Institutional (management and staff-level) buy-in through initiatives such as staff co-design, ongoing education initiatives, and the development of new policies to get was just as important as leadership buy-in to the successful implementation of the AMCS. The use of an interprofessional team to implement the AMCS strengthened the opportunities for patient-centered care. Staff, patient, and family input collected through surveys was also important in shaping shape the service. Engagement with staff also revealed an appetite by clinicians to improve how they care for people with SUD. Additionally, initiating treatment in the form of medications (e.g., methadone, buprenorphine/naloxone) to interested patients was feasible in the inpatient setting. The need for harm reduction and advocating for harm reduction was also highlighted, particularly for those patients who were not ready to engage in treatment discussions. This suggests that building organizational support and developing a supportive harm reduction policy are essential for other organizations.

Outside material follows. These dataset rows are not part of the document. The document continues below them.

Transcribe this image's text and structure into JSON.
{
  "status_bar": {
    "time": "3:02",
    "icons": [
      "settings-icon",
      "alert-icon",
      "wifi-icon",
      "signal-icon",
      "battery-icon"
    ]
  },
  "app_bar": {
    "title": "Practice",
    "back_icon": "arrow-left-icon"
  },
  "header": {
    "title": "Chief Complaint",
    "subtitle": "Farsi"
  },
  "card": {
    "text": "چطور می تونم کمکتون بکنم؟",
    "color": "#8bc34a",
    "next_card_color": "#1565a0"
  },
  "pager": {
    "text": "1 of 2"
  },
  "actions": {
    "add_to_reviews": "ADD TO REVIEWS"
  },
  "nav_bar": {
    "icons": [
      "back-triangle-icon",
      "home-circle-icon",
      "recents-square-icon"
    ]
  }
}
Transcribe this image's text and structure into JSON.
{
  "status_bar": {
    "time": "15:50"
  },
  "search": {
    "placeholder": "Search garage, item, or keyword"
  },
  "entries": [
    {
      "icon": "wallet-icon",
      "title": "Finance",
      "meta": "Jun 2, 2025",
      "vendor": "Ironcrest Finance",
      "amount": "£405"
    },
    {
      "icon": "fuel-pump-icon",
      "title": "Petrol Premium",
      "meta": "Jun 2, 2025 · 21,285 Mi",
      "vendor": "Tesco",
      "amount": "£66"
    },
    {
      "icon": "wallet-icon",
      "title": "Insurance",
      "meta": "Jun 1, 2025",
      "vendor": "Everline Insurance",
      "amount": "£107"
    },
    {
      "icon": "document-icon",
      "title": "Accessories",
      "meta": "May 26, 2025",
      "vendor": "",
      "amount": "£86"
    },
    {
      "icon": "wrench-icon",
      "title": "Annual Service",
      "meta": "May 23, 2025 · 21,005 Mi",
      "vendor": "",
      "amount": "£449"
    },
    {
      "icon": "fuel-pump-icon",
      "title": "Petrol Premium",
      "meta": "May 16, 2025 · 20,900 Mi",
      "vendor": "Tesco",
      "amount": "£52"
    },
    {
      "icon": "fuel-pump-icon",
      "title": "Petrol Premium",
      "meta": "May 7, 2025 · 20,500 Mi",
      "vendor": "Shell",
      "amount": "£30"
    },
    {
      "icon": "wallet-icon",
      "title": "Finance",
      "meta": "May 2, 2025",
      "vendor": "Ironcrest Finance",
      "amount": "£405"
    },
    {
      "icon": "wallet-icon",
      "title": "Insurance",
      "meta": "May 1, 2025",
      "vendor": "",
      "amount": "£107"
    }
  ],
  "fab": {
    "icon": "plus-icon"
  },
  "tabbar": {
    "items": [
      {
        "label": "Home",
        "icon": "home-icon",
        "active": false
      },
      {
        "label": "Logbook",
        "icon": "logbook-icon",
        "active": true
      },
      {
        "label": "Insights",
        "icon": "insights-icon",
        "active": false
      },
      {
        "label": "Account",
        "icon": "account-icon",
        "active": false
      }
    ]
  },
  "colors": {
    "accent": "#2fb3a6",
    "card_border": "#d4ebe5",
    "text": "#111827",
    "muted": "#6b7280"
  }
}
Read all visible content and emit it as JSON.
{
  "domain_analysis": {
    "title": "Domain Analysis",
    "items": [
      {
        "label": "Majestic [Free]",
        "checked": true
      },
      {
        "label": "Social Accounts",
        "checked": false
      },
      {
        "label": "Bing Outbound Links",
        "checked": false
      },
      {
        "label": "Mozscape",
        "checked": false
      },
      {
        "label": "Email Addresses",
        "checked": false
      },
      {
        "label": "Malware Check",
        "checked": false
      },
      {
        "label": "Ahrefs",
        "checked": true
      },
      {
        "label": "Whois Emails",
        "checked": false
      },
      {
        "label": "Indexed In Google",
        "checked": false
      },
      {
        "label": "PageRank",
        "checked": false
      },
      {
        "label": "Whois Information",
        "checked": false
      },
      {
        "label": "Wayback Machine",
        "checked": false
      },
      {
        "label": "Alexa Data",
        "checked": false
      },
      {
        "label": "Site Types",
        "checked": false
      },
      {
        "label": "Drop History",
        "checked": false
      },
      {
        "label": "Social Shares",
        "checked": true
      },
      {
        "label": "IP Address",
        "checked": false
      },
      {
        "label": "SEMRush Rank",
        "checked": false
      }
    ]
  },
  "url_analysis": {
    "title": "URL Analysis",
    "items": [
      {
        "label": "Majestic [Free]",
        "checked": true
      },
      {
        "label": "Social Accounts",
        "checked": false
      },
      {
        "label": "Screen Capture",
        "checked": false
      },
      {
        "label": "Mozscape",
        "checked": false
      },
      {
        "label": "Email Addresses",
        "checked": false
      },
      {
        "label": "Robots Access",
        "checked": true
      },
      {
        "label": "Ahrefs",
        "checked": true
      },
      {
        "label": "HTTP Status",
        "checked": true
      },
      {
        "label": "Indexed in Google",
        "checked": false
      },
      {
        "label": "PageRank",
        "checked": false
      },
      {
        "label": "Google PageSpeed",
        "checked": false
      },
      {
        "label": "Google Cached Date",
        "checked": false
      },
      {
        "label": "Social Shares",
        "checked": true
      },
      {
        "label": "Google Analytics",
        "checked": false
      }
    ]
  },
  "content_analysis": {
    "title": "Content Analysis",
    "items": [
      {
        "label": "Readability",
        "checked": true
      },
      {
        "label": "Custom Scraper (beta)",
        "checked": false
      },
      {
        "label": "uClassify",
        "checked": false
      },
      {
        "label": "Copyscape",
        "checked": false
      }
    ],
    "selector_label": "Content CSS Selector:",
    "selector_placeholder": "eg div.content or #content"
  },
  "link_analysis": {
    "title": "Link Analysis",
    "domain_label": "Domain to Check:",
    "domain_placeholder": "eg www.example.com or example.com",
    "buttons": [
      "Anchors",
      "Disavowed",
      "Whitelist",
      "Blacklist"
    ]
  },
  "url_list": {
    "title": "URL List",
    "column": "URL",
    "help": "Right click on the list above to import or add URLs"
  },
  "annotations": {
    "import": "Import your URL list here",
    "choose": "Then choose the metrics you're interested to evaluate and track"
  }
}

The need for mutual respect between patients and clinicians has also been a key factor in the implementation of AMCS. Commitment to these tenets was crystalized in a Harm Reduction Position Statement [44], which was adopted by hospital administration and staff in January of 2021 and ongoing education was provided throughout the organization surrounding this.

Conclusion

In the wake of North America’s opioid epidemic, the COVID-19 pandemic, and its frequent intersection with acute care settings, hospitals offer a tremendous opportunity to initiate evidence-based care to manage not only opioid addiction but all SUD. AMCS provided an opportunity to improve the quality of care for patients with SUDs at HSN in Sudbury, Canada during a time of unprecedented population health emergencies due to COVID-19 and raising opioid overdoses. The AMCS was introduced at a time when the pandemic hit and substance use problems were exacerbated in the community due to stress, isolation, and closure of community support. Although no statistically significant changes in acute care use and referral patterns were observed, we believe that an inpatient AMCS at HSN provided a focused service for patients and mitigated potential upsurges in acute care re-visits. Additional research is needed on inpatient supports for patients with SUD and more information is needed to track patients after leaving the hospital and how the community supports impact hospital metrics and patient outcomes. This paper may offer insight and guidance to other health service providers interested in implementing a model of care in their setting to improve access to care for individuals with SUDs.